The one that does, HTC One (M8), makes a questionable choice of camera tech and isn't water-proof, pretty much equal elsewhere. It is about 100 cheaper than the Xperia Z3.

HTC One (M8)
HTC One (M8)

If a 1080p screen is not enough, the LG G3 offers a massive 5.5" display of QHD resolution and a similar Snapdragon 801 chipset. Its 13MP camera with laser-assisted autofocus and optical image stabilization is really capable, but the Optimus launcher might not be everyone's cup of tea. The 32GB version of the LG G3 with 3GB of RAM costs as much as an Xperia Z3, while the 16GB flavor with 2GB of RAM is about 150 cheaper.

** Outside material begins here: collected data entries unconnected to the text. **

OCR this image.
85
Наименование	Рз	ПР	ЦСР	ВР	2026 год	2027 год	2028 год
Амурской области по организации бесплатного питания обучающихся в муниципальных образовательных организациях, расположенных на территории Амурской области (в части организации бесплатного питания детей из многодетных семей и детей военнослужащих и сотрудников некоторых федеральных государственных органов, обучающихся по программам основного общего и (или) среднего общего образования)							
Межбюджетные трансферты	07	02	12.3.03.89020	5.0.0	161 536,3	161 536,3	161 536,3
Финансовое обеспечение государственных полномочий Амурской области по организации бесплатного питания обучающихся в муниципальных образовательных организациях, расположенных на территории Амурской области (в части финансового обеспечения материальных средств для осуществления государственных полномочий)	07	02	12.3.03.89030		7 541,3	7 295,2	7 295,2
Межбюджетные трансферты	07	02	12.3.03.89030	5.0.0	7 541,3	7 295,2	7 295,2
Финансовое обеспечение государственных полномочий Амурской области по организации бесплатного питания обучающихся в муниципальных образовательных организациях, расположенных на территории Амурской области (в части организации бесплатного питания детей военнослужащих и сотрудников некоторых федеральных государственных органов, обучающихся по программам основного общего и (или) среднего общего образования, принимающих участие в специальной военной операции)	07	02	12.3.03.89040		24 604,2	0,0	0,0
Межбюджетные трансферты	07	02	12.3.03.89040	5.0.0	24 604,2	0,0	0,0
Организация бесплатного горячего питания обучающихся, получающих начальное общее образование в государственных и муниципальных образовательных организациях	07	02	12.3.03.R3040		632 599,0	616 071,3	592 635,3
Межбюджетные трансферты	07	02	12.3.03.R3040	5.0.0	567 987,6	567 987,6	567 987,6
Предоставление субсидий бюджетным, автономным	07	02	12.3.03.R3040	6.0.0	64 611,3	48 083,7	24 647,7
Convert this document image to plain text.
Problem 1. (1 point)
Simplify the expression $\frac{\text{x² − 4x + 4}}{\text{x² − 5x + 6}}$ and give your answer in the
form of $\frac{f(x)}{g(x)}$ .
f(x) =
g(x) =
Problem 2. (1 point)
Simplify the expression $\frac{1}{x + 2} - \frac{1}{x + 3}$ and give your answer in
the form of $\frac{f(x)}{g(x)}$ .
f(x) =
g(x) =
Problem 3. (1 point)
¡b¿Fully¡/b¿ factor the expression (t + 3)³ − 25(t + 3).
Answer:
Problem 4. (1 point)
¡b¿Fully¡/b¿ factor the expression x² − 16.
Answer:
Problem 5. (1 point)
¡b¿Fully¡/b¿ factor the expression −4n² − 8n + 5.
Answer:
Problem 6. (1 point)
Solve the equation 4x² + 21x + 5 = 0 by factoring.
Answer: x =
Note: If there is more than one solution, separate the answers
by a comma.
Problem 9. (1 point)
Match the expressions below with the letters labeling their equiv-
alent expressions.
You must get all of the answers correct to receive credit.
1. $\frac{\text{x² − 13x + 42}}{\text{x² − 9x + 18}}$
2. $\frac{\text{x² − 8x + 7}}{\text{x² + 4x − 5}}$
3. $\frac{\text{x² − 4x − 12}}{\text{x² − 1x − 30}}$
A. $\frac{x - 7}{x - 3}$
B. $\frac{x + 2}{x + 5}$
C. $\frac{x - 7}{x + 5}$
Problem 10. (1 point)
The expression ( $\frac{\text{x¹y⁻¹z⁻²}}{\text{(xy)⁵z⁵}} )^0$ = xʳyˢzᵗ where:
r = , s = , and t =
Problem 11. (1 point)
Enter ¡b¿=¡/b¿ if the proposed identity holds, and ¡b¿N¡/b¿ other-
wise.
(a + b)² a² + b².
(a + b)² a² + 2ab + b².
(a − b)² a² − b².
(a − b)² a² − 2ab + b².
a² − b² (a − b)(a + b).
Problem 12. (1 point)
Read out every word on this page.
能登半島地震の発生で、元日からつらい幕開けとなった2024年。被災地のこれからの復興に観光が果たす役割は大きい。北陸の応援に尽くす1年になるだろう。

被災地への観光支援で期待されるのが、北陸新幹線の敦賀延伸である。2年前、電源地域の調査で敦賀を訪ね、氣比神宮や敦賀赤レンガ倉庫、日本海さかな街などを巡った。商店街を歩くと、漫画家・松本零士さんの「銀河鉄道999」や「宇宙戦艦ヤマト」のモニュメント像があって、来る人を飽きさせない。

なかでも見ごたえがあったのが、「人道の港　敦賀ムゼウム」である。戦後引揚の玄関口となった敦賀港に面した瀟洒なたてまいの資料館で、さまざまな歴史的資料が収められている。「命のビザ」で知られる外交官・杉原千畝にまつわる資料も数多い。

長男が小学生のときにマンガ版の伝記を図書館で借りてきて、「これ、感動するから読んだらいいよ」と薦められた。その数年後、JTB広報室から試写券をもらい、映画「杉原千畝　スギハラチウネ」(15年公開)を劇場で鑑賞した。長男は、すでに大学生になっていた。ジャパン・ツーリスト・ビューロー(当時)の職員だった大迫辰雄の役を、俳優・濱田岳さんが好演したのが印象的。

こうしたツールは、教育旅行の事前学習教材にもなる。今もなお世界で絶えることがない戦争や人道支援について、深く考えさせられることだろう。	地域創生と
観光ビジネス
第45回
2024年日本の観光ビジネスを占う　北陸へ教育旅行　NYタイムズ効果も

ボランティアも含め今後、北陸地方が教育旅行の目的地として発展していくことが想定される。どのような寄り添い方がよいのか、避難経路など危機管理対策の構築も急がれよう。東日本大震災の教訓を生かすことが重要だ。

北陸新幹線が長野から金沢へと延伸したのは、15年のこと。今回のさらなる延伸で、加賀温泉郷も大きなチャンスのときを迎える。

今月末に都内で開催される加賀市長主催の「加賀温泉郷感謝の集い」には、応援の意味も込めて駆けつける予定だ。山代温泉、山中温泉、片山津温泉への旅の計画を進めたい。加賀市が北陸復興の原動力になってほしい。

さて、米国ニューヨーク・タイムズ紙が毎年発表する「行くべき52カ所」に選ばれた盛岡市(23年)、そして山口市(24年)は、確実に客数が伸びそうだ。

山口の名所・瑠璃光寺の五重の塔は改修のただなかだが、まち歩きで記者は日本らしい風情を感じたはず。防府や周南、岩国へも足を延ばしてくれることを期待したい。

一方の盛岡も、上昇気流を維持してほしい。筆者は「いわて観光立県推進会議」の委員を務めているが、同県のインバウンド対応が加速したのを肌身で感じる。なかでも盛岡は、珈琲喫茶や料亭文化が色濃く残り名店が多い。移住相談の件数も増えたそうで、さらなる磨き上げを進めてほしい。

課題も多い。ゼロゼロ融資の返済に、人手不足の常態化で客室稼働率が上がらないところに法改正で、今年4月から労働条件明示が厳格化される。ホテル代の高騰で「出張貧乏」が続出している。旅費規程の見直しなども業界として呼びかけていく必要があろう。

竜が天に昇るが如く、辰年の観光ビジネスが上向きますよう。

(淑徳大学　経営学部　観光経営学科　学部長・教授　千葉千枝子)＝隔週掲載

Oppo makes a stand with a pair of flagships, the Find 7a and its QHD-screened sibling, Find 7. Both have large 5.5" displays, Snapdragon 801 chipsets and solid 13MP cameras. Oppo is charging 399 for the 1080p Find 7a and an extra 100 for the Find 7 - and it seems like a reasonable deal.

Oppo Find 7a Oppo Find 7
Oppo Find 7a Oppo Find 7

Finally, the brand new Apple iPhone 6 Plus is probably the only one that costs more - and among the few that can rival the Xperia line on looks. It features a 5.5-inch display of 1080p resolution, making it quite bigger, but even slimmer at just 7mm (not counting the camera hump, of course). The bigger iPhone offers optical image stabilization in the camera and a fingerprint scanner against Sony's water-proof design.

Apple iPhone 6 Plus
Apple iPhone 6 Plus

Overall, Sony's timing for the Xperia Z3 pair is spot on if they're trying to make a statement that they don't fear Apple. Our gut feeling is the Z3 Compact just might do better against the iPhone 6, the full-size Xperia Z3 struggling against the 6 Plus. The late arrival compared to the major Android flagships, whose premium features (fingerprint scanners, QHD screens) it fails to match, could possibly raise questions too.

Sony probably have it all figured out, with a holiday season sale that can possibly do wonders for the Xperia Z3 - giving the company a good deal of publicity right on time for the Xperia Z4 announcement at CES or MWC early next year.